Le gustaba cómo hablaba, cómo trataba a las mujeres. No hablaba mal de su exmujer. Según él, se habían divorciado después de muchos años de matrimonio, cuando los hijos ya eran mayores.
—¿Y los hijos? ¿Los ves? —preguntó Serafina.
—No. Están con su madre. No me llaman, ni vienen —respondió él.
Eso le hizo ruido.
—Pase lo que pase entre los padres, los hijos no deberían dejar de hablar con su padre —pensó—. Si no lo hacen, será por algo grave.
Al final, decidió ir. Antonio le explicó:
—Bajas en el cruce, donde está la subestación eléctrica. Ahí te espero.
—Vale, espero no perderme —dijo ella.
Iba nerviosa en el autobús, pero se tranquilizó. Al bajar, vio a un hombre alto y agradable sonriéndole.
—¿Serafina?
—Sí, soy yo —respondió con una sonrisa que a él le encantó.
—Pues yo soy Antonio. Vamos, el coche está ahí —señaló un todoterreno negro—. Te enseñaré cómo vivo.
Serafina se alegró de que la recibiera con flores y de que no la hiciera esperar. Llegaron pronto a la casa. Era grande, de dos pisos, con un patio impecable.
—Se nota que aquí vive gente trabajadora —pensó.
Adentro, todo estaba ordenado y acogedor.
—Debe de ser limpio, si la casa está así después de años sin su mujer —pensó.
Pero luego empezaron las dudas.
—¿Cómo pudo dejar esta casa? Tanto esfuerzo puesto aquí…
Antonio la invitó a sentarse.
—Vamos a tomar algo. ¿Te ayudo? —preguntó ella por educación.
—No, no, yo me encargo —dijo él.
Sacó las tazas, sirvió el café y hasta cortó el bizcocho con cuidado.
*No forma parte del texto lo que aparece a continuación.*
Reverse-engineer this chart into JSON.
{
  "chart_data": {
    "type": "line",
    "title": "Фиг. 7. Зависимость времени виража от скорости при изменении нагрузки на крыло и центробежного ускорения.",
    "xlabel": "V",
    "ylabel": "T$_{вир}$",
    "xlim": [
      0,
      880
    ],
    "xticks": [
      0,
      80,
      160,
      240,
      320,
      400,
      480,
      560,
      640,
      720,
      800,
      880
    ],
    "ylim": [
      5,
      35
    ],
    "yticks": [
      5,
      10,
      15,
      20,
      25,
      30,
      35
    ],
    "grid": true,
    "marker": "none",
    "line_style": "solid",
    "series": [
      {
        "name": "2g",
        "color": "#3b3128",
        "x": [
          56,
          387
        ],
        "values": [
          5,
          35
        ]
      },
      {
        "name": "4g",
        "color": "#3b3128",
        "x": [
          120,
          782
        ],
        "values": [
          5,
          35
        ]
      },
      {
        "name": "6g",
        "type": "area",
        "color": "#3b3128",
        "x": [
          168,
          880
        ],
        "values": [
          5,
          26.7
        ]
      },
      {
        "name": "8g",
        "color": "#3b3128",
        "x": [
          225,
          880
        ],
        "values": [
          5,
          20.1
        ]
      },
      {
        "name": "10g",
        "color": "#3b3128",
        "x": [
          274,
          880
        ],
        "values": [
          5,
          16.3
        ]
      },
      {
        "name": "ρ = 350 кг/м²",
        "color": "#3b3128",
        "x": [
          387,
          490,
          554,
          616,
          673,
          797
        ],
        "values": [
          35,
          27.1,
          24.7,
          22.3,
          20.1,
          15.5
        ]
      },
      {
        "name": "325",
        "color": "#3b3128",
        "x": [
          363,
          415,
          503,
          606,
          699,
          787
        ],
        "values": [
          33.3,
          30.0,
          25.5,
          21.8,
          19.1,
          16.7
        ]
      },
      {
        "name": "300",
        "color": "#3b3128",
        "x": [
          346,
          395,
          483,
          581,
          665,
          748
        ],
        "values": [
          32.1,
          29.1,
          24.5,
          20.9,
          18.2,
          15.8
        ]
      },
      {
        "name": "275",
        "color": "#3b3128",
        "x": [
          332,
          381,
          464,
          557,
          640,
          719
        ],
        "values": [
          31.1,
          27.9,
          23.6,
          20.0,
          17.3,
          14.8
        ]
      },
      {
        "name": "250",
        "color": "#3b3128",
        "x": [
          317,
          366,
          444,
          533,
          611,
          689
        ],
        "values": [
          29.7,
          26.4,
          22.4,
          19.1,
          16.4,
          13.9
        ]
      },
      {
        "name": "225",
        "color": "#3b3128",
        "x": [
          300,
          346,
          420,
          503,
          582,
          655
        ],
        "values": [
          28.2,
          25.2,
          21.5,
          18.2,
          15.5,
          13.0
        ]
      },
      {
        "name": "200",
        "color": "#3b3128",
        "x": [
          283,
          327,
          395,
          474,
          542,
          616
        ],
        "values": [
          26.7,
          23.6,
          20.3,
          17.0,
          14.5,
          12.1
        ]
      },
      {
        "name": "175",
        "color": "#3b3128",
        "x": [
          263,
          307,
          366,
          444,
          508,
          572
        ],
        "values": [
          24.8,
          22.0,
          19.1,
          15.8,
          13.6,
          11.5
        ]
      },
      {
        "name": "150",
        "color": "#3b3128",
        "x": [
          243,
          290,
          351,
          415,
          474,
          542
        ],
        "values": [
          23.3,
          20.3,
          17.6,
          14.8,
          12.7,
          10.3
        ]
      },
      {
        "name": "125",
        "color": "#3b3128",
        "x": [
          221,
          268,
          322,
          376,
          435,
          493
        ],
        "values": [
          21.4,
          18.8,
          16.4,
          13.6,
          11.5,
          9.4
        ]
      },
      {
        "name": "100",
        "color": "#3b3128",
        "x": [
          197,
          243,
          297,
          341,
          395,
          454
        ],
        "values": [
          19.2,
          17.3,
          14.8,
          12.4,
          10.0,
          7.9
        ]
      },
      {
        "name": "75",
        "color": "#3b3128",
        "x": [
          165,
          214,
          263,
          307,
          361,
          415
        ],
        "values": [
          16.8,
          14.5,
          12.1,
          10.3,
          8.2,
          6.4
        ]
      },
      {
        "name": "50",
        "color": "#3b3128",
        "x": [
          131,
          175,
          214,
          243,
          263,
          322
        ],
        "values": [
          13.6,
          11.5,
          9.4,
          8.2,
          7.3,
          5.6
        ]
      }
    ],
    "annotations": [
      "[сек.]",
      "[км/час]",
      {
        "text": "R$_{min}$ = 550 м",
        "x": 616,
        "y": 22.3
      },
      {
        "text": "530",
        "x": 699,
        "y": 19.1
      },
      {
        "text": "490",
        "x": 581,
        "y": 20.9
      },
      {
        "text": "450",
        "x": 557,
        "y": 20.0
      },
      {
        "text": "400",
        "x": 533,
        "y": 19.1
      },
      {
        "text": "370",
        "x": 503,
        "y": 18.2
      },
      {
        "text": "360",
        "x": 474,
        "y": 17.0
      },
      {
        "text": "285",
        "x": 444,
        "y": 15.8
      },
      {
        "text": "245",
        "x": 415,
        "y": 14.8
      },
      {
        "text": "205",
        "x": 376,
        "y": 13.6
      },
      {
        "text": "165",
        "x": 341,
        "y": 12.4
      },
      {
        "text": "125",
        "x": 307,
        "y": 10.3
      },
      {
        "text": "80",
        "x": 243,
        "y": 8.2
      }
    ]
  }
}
—¿Quieres vino? —preguntó.
—No, gracias, no bebo mucho.
—Bien hecho. Yo tampoco, solo en ocasiones.
Charlaron un rato. Ella admiró la casa.
—Es preciosa. Se nota que la cuidas mucho.
—Claro, una casa necesita manos que la mantengan. Si no, se viene abajo —dijo él.
Terminaron de tomar el café y, de repente, Antonio soltó:
—Bueno, Serafina, ahora te toca la prueba.
—¿Qué prueba?
—Limpia bien la mesa, friega los platos y luego el suelo. Después iremos al establo a ordeñar la vaca.
Serafina se quedó helada. Si él se lo hubiera pedido con tacto, lo habría hecho sin problema. Pero así…
—El suelo no lo voy a fregar. Podrías habérmelo pedido de otra manera. No me gusta que me vigilen mientras limpio —dijo tajante.
Antonio intentó tomárselo a broma, pero insistió con lo de la vaca. Ella se negó. Entonces él se sinceró:
—Mira, si vienes a vivir conmigo, tienes que traer tu ajuar. Vaca, gallinas, ovejas… Nada de venderlas a la familia. Yo las recojo.
Serafina se rio.
—¡Vaya fresquito! Ni siquiera he dicho que quiera algo contigo, y ya estás repartiéndome tareas. ¿Crees que porque me guste tu casa ya estoy deseando mudarme? No, gracias. No me gustas tú, ni tu vaca, ni tu casa. ¡Dios me libre de un hombre como tú!
Agarró su bolso y salió. Camino a la parada, una vecina la alcanzó.
—Ese Antonio siempre trae mujeres a limpiarle la casa. Ni así está contento. A su exmujer la tenía loca con órdenes. Cuando se divorciaron, no la dejó llevarse ni las macetas. Solo su ropa. Intentó demandarle por la casa, pero no sé si lo consiguió. Huye de ese hombre.
Ahora Serafina lo tenía claro: de un buen marido, ninguna mujer se va.